Elastic Search - JavaEsSpark read is slow


(Sukumar) #1

I am using spark 1.4.1 and trying to read from the elasticsearch , its taking 1600 ms but when I tried to retrieve the same query using SENSE ,its taking just 3 ms. Can anyone help me to improve the query performance ?

JavaPairRDD esResultPair = JavaEsSpark.esJsonRDD(ctx, "index/02",string);


(Thomas Decaux) #2

Why you are using Spark ?

Usually latency in "big data" stuff is 1 seconds / 1 minute, so I imagine this is quite normal and is not elasticsearch related (run job, schedule resources etc...).


(James Baiera) #3

Could you elaborate on what you're trying to read? Also could you elaborate on the query you are running in Sense?


(Sukumar) #4

I replaced JavaESspark with JestClient and its working now. One request is taking 1round 120 ms. Thanks.


(Sukumar) #5

I am running job using spark 1.4.1 and tried to replace the existing job with spark and elastic search, writing to elastic search using spark JavaESSpark is really fast but read is not as expected. Please find the simple query I ran in spark and SENSE.

"query" : {
"bool" : {
"must" : [ {
"match" : {
"full_name" : {
"query" : "JACQUELINE"
}
}
}, {
"match" : {
"full_name" : {
"query" : "COLWILL"
}
}
}, {
"bool" : {
"should" : [ {
"match" : {
"acct" : {
"query" : 0
}
}
}, {
"match" : {
"ids" : {
"query" : ""
}
}
} ]
}
} ]
}
}
}


(Thomas Decaux) #6

How did you replace like this ? I am very curious to see the code source and how you submit your Spark job.


(James Baiera) #7

Your query looks very specific, and thus will probably only retrieve a handful of results. It's important to note the difference between Sense and Spark. Sense is a GUI Client for Elasticsearch queries. Sense will only return the top ten results that match your query. It takes advantage of Elasticsearch's search features to do this incredibly fast (on the order of milliseconds). Spark is meant for heavy duty data processing. When using EsSpark, it targets a different search type which streams all of the data out of Elasticsearch for analysis in Spark. This tends to be a heavier request mechanic (operating over the course of multiple seconds).

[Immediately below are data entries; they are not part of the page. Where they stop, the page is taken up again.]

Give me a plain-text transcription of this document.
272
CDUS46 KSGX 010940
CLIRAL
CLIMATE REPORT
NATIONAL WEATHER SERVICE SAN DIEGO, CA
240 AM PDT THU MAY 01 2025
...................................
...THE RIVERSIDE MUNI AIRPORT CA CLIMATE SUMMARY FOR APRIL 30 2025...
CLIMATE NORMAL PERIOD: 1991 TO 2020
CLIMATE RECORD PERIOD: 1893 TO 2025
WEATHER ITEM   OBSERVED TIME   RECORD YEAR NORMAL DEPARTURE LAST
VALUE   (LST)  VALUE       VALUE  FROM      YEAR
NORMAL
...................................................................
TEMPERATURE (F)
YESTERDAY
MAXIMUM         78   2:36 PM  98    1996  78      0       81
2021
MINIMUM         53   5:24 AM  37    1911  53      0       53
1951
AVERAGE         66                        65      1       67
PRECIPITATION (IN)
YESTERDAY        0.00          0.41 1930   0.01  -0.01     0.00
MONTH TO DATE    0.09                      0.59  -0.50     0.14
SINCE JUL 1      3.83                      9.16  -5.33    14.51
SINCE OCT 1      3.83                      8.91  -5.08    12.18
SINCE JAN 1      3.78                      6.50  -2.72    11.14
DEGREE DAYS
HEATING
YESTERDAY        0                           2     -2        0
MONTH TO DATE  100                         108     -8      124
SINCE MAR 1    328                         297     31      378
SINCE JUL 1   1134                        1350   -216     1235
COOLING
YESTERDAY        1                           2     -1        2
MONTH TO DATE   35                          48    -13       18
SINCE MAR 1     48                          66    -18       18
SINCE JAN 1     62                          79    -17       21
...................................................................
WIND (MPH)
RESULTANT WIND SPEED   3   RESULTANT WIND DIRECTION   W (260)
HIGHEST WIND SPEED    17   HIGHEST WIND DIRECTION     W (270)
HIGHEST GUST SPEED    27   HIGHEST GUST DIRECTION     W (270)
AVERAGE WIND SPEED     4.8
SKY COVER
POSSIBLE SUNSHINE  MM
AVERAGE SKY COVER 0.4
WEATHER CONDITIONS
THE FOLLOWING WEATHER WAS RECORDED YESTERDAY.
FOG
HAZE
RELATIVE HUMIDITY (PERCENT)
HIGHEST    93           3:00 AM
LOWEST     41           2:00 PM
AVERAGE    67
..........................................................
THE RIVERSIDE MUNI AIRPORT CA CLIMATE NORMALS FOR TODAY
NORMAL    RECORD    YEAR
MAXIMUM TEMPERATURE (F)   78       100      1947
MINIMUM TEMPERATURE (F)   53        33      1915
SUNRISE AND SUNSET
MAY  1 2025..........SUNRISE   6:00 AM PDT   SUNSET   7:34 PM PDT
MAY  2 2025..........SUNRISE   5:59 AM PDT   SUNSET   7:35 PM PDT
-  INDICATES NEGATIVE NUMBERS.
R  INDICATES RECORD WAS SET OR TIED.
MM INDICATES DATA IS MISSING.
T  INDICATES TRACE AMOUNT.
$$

If you are using this same query in Spark for reading, Spark will end up wasting a lot of time standing up multiple tasks to read the data from Elasticsearch, only get a few records, and then go through a costly job teardown process. EsSpark is not meant to be a fast client for retrieving very few records. It is meant to be a connector for data processing at scale. This specific of a query would probably be served better if it were executed from a regular application client.


(Sukumar) #8

Thanks for the clarification. Let me try with the large query for the large data set.


(system) #9